The view from the inside of a train shows another Amtrak train passing by outside.
FILE PHOTO: Annie Ropeik
/
IPB News
In Indiana, there are currently several Amtrak passenger rail lines that run throughout the state. However, these services are limited for cities such as Indianapolis and Lafayette – and there are no options for Fort Wayne.

In Indiana, there are currently several Amtrak passenger rail lines that run throughout the state. However, these services are limited for cities such as Indianapolis and Lafayette – and there are no options for Fort Wayne.

Tod Bassler is the president of Indiana Passenger Rail Alliance.

He said the South Shore Line is one of the few commuter lines that sets a good example for the state’s passenger rail system.

“So we have the last remaining interurban [train line] in the Midwest, between South Bend and Chicago: the South Shore Line,” Bassler said. “It's being invested in thanks to many people, including the Indiana Department of Transportation.”

Steve Coxhead is an IRPA board member; he said Lake County, where the South Shore Line is located, would have “died on the vine” if it weren’t for the establishment of public transportation.

He emphasized IRPA does not advocate to get rid of roadways, rather, it attempts to advocate for passenger rail as an alternative.

“When you expand a highway, the volume of traffic will expand rapidly to fill the capacity,” he said. “So what our organization advocates is not abandoning surface roads, but that there should be selected Rail Passenger corridors tying important parts of the state together so that there are options.”

Coxhead said it is virtually impossible to get to northwest Indiana from parts of southern Indiana without driving.

Kim Irwin is the executive director of Health By Design, a nonprofit organization that connects infrastructure and public health.

She said current spending for transportation in Indiana is heavily geared towards roadways.

“When we look at like the state department of transportation budget, an upwards of 96-97 percent of that total state budget, which is billions of dollars each year, is being directed into roadway construction, expansion, even and maintenance; whereas, we're investing less than 4 percent, even 3 percent of those total dollars on rail transit and bus and rail service trails, and walking and biking infrastructure,” Irwin said.
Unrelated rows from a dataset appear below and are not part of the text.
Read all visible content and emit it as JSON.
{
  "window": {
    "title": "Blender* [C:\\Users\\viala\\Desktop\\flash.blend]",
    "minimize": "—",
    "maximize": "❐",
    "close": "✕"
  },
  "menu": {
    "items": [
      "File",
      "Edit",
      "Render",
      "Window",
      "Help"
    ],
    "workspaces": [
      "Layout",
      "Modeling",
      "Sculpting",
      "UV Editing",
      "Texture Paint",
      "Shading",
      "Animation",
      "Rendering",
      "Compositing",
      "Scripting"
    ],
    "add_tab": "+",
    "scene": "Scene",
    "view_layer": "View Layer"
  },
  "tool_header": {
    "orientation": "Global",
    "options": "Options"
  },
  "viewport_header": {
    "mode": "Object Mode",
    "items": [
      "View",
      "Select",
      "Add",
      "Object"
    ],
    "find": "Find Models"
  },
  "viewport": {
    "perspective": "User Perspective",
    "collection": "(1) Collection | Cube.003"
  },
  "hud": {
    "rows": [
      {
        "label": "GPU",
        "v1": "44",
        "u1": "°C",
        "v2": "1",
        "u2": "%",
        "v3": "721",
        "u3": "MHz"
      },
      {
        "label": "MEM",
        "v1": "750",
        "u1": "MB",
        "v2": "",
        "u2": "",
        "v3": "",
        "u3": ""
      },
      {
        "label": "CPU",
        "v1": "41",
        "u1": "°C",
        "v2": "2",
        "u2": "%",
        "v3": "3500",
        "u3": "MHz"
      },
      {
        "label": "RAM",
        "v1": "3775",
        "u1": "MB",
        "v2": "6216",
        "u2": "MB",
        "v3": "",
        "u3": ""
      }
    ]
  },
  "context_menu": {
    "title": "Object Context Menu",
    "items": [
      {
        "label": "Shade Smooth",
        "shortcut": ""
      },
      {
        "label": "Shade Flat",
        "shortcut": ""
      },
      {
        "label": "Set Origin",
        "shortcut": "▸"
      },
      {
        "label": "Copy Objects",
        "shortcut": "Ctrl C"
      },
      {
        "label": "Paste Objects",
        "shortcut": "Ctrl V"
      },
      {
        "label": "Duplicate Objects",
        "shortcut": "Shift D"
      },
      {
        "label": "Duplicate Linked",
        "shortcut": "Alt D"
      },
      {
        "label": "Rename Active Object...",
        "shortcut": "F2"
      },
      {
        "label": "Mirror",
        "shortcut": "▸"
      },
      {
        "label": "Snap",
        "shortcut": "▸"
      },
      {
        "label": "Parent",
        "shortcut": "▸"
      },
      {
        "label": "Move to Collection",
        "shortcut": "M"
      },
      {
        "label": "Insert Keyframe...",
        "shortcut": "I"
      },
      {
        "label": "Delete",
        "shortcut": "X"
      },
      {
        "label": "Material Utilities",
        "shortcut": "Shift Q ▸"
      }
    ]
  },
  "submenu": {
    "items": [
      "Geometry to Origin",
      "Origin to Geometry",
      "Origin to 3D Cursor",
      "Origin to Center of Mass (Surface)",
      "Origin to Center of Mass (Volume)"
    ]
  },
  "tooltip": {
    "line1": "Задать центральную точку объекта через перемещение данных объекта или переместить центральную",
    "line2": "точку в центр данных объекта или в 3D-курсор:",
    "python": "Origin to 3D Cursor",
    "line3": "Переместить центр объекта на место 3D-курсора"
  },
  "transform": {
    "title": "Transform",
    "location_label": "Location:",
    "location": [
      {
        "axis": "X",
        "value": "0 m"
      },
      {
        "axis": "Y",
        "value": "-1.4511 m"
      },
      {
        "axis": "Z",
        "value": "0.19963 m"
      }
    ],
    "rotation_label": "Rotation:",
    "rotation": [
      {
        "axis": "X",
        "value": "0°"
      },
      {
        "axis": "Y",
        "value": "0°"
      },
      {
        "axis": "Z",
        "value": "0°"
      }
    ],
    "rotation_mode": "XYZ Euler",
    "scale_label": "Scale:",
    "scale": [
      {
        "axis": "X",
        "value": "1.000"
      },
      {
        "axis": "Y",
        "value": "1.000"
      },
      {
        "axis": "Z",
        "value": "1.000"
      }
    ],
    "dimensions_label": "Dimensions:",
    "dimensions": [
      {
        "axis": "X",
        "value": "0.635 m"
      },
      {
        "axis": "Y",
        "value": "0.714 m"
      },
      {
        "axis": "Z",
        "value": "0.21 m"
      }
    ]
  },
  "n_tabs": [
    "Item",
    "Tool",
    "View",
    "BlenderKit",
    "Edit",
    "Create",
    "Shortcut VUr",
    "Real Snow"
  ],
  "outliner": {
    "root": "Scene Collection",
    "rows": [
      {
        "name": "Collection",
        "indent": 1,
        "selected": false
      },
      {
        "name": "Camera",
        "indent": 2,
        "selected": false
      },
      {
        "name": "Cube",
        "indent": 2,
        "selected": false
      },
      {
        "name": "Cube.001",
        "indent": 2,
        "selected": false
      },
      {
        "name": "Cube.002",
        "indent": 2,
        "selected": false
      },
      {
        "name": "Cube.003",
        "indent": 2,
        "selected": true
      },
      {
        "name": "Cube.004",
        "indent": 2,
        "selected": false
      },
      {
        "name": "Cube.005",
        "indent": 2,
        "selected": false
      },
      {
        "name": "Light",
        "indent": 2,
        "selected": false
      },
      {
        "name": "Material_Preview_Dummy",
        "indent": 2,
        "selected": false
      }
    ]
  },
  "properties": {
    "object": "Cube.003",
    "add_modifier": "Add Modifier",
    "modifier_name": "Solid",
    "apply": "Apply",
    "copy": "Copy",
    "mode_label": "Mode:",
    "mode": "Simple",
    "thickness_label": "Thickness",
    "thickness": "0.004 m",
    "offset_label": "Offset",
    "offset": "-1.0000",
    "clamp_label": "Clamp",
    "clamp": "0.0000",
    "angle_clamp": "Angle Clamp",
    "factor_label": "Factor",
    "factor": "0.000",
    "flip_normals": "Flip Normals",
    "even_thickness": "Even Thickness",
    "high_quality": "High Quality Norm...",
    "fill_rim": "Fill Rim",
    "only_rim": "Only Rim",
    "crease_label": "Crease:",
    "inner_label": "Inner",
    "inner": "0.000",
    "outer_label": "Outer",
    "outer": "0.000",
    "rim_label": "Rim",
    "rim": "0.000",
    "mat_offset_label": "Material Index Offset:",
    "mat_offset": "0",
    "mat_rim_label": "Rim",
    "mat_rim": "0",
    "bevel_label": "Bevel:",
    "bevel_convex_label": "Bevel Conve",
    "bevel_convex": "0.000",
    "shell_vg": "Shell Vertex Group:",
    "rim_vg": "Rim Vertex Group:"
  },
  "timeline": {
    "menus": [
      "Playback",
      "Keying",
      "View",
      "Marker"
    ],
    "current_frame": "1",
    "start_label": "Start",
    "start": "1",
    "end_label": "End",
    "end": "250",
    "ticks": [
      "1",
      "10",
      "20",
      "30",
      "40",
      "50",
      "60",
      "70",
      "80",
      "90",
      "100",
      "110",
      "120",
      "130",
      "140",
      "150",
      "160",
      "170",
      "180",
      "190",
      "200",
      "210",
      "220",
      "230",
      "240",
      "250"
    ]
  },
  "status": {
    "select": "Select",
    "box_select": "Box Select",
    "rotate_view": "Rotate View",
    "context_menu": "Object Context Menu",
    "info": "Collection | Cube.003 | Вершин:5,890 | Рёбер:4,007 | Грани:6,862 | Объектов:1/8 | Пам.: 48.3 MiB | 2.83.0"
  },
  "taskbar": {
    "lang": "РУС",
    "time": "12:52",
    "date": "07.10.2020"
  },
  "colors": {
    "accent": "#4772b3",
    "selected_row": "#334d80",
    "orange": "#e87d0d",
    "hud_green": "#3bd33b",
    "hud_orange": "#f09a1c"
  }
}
She adds that current spending is comfortably routed towards roadways and road infrastructure.

“At this point, we have decades of investment that easily flows to roadway travel,” Irwin said. “Decision making and kind of prioritization around other modes is often a much harder thing to come by and again, then results in less of that happening.”
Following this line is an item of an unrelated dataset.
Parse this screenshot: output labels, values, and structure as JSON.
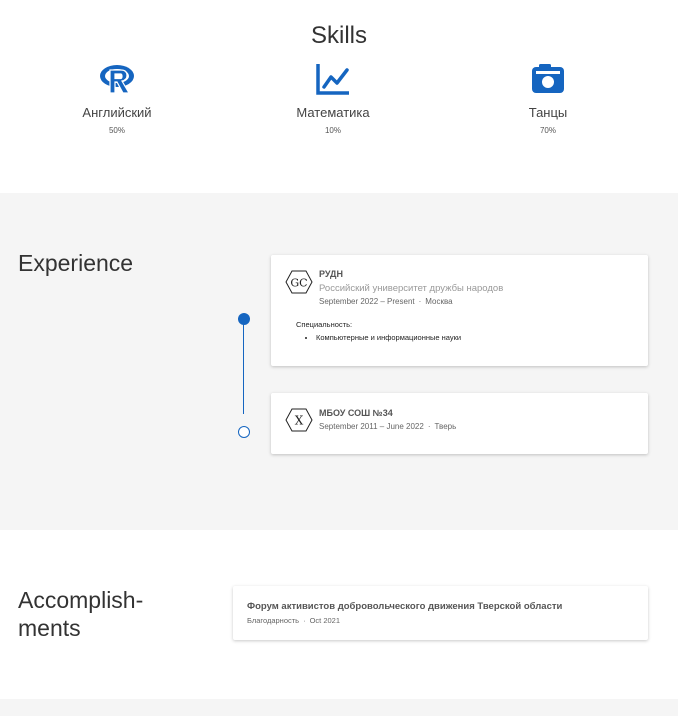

Coxhead said rail systems need to harness federal funds.

“Inter-city rail needs to be primarily federal funded, like inter-city highway systems are because of the cost,” he said.

Coxhead said there is money available, but the state government does not make a great effort to request this money from infrastructure acts.

“As near as we can figure out, INDOT has not been active in aggressively pursuing federal funds for passenger rail, because the governor has basically indicated that their priorities are elsewhere,” he said.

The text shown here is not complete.